2.    Adjust your chair

Adjust your chair height so that you can use the keyboard and mouse with your elbows by the side of your body so that the arm forms an L-shape at the elbow joint. Your wrists and forearms should be straight and level with the floor.

3.    Rest your feet on floor

Your feet should be flat on the floor, if they are not use a foot rest or couple of packs of printer paper.

4.    Place your screen at eye level

Your screen should be directly in front of you. Reach your arms out in front of you this is the correct distance for your screen. The top of the screen should be in line with your eyes so adjust it or put your laptop on a box or the ever versatile pack of printer paper and plug in a keyboard and mouse.

“I know not all work environments allow for this but do your best” Steven – osteopath Sheffield

5.    Using the keyboard

Place your keyboard in front of you when typing. Leave a gap of about four to six inches. Some people like to use a wrist rest to keep their wrists straight and at the same level as the keys.

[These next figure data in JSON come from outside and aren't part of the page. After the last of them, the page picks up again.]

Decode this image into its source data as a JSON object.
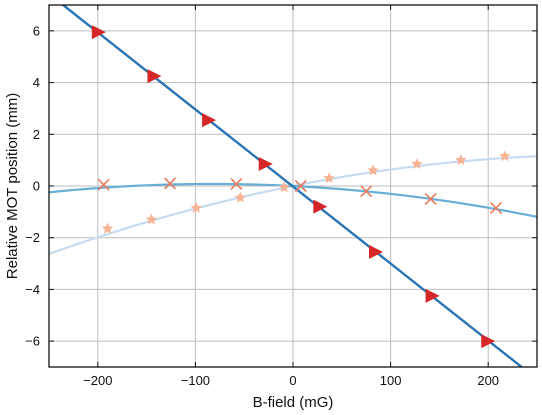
{
  "chart_data": {
    "type": "scatter",
    "title": "",
    "xlabel": "B-field (mG)",
    "ylabel": "Relative MOT position (mm)",
    "xlim": [
      -250,
      250
    ],
    "ylim": [
      -7,
      7
    ],
    "xticks": [
      -200,
      -100,
      0,
      100,
      200
    ],
    "yticks": [
      -6,
      -4,
      -2,
      0,
      2,
      4,
      6
    ],
    "grid": true,
    "legend": "none",
    "series": [
      {
        "marker": "triangle-right",
        "color": "#d62728",
        "line_color": "#2b74b3",
        "x": [
          -200,
          -143,
          -87,
          -29,
          27,
          84,
          142,
          199
        ],
        "y": [
          5.95,
          4.25,
          2.55,
          0.85,
          -0.8,
          -2.55,
          -4.25,
          -6.0
        ],
        "fit": {
          "kind": "linear",
          "slope": -0.0298,
          "intercept": -0.02
        }
      },
      {
        "marker": "x",
        "color": "#e87a5d",
        "line_color": "#6aaed6",
        "x": [
          -194,
          -126,
          -58,
          8,
          75,
          141,
          208
        ],
        "y": [
          0.05,
          0.1,
          0.08,
          0.0,
          -0.2,
          -0.5,
          -0.85
        ],
        "fit": {
          "kind": "quadratic",
          "a": -1.15e-05,
          "b": -0.0019,
          "c": 0.0
        }
      },
      {
        "marker": "star",
        "color": "#f7b393",
        "line_color": "#c6dbef",
        "x": [
          -190,
          -145,
          -99,
          -54,
          -9,
          37,
          82,
          127,
          172,
          217
        ],
        "y": [
          -1.65,
          -1.3,
          -0.85,
          -0.45,
          -0.05,
          0.3,
          0.6,
          0.85,
          1.0,
          1.15
        ],
        "fit": {
          "kind": "quadratic",
          "a": -1.18e-05,
          "b": 0.00755,
          "c": 0.0
        }
      }
    ]
  }
}
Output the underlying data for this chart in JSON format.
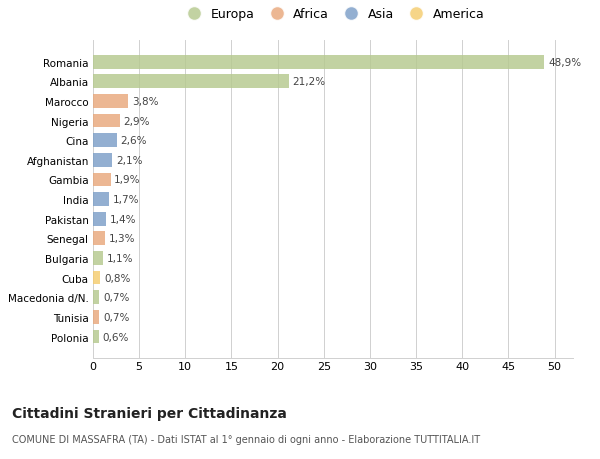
{
  "countries": [
    "Romania",
    "Albania",
    "Marocco",
    "Nigeria",
    "Cina",
    "Afghanistan",
    "Gambia",
    "India",
    "Pakistan",
    "Senegal",
    "Bulgaria",
    "Cuba",
    "Macedonia d/N.",
    "Tunisia",
    "Polonia"
  ],
  "values": [
    48.9,
    21.2,
    3.8,
    2.9,
    2.6,
    2.1,
    1.9,
    1.7,
    1.4,
    1.3,
    1.1,
    0.8,
    0.7,
    0.7,
    0.6
  ],
  "labels": [
    "48,9%",
    "21,2%",
    "3,8%",
    "2,9%",
    "2,6%",
    "2,1%",
    "1,9%",
    "1,7%",
    "1,4%",
    "1,3%",
    "1,1%",
    "0,8%",
    "0,7%",
    "0,7%",
    "0,6%"
  ],
  "colors": [
    "#b5c98e",
    "#b5c98e",
    "#e8a87c",
    "#e8a87c",
    "#7b9ec7",
    "#7b9ec7",
    "#e8a87c",
    "#7b9ec7",
    "#7b9ec7",
    "#e8a87c",
    "#b5c98e",
    "#f5cc6e",
    "#b5c98e",
    "#e8a87c",
    "#b5c98e"
  ],
  "legend": [
    {
      "label": "Europa",
      "color": "#b5c98e"
    },
    {
      "label": "Africa",
      "color": "#e8a87c"
    },
    {
      "label": "Asia",
      "color": "#7b9ec7"
    },
    {
      "label": "America",
      "color": "#f5cc6e"
    }
  ],
  "xlim": [
    0,
    52
  ],
  "xticks": [
    0,
    5,
    10,
    15,
    20,
    25,
    30,
    35,
    40,
    45,
    50
  ],
  "title": "Cittadini Stranieri per Cittadinanza",
  "subtitle": "COMUNE DI MASSAFRA (TA) - Dati ISTAT al 1° gennaio di ogni anno - Elaborazione TUTTITALIA.IT",
  "background_color": "#ffffff",
  "grid_color": "#d0d0d0"
}
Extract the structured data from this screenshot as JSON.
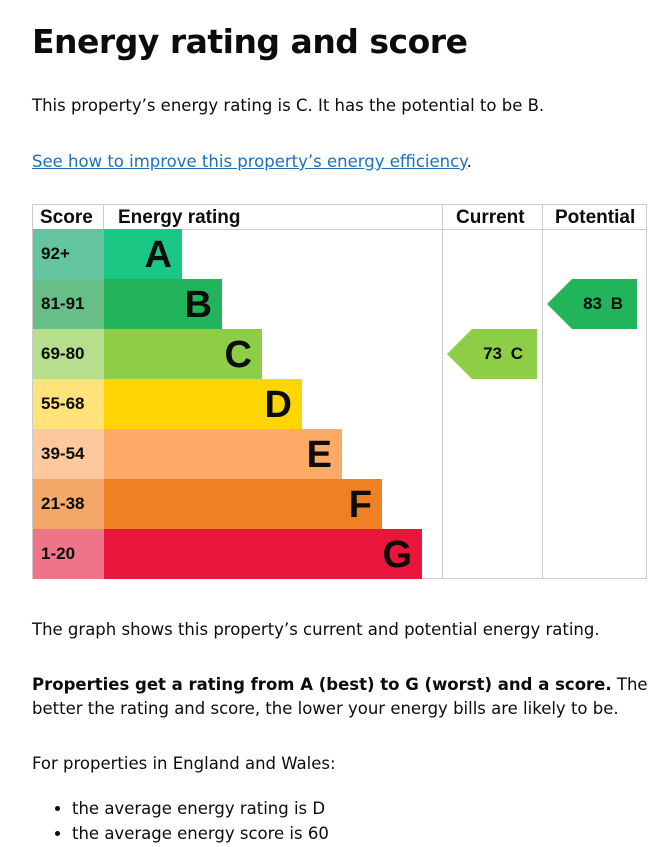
{
  "title": "Energy rating and score",
  "intro": "This property’s energy rating is C. It has the potential to be B.",
  "link": "See how to improve this property’s energy efficiency",
  "link_suffix": ".",
  "table": {
    "headers": {
      "score": "Score",
      "rating": "Energy rating",
      "current": "Current",
      "potential": "Potential"
    },
    "rows": [
      {
        "score": "92+",
        "band": "A",
        "bar": "#1bc785",
        "light": "#63c4a0"
      },
      {
        "score": "81-91",
        "band": "B",
        "bar": "#22b45a",
        "light": "#67be86"
      },
      {
        "score": "69-80",
        "band": "C",
        "bar": "#8dce46",
        "light": "#b6de8c"
      },
      {
        "score": "55-68",
        "band": "D",
        "bar": "#ffd500",
        "light": "#ffe27a"
      },
      {
        "score": "39-54",
        "band": "E",
        "bar": "#fcaa65",
        "light": "#fdc89c"
      },
      {
        "score": "21-38",
        "band": "F",
        "bar": "#ef8023",
        "light": "#f3a768"
      },
      {
        "score": "1-20",
        "band": "G",
        "bar": "#e9153b",
        "light": "#f07489"
      }
    ],
    "current": {
      "label": "73 C",
      "color": "#8dce46"
    },
    "potential": {
      "label": "83 B",
      "color": "#22b45a"
    }
  },
  "graph_text": "The graph shows this property’s current and potential energy rating.",
  "bold_text": "Properties get a rating from A (best) to G (worst) and a score.",
  "rest_text": " The better the rating and score, the lower your energy bills are likely to be.",
  "region_text": "For properties in England and Wales:",
  "bullets": [
    "the average energy rating is D",
    "the average energy score is 60"
  ]
}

6.    Keep your mouse close

The same distance from the edge of your desk applies to your mouse. A mouse mat with a wrist pad may help to keep your wrist straight and avoid awkward bending.

7.    A clean screen helps

Your screen should be nice and clean to make it as easy as possible to see, if you’re straining the eyes to see it the chances are you’re straining other bits of your body too.

8.    Working with spectacles

Bifocal spectacles aren’t ideal for computer work as they make you move your neck too much, consider another pair just for computer work. Consult your optician if in doubt.

9.    Make objects accessible

Position frequently used objects, such as your telephone or stapler, within easy reach. Avoid repeatedly stretching or twisting to reach things.

“I find this difficult myself but it is worth doing to prevent awkward reaching” Steven osteopath Sheffield 

10. Avoid phone strain

If you spend a lot of time on the phone, try exchanging your handset for a headset. Handsets not only stress the muscles in your arm but most people cradle the phone to their shoulder straining the neck muscles too.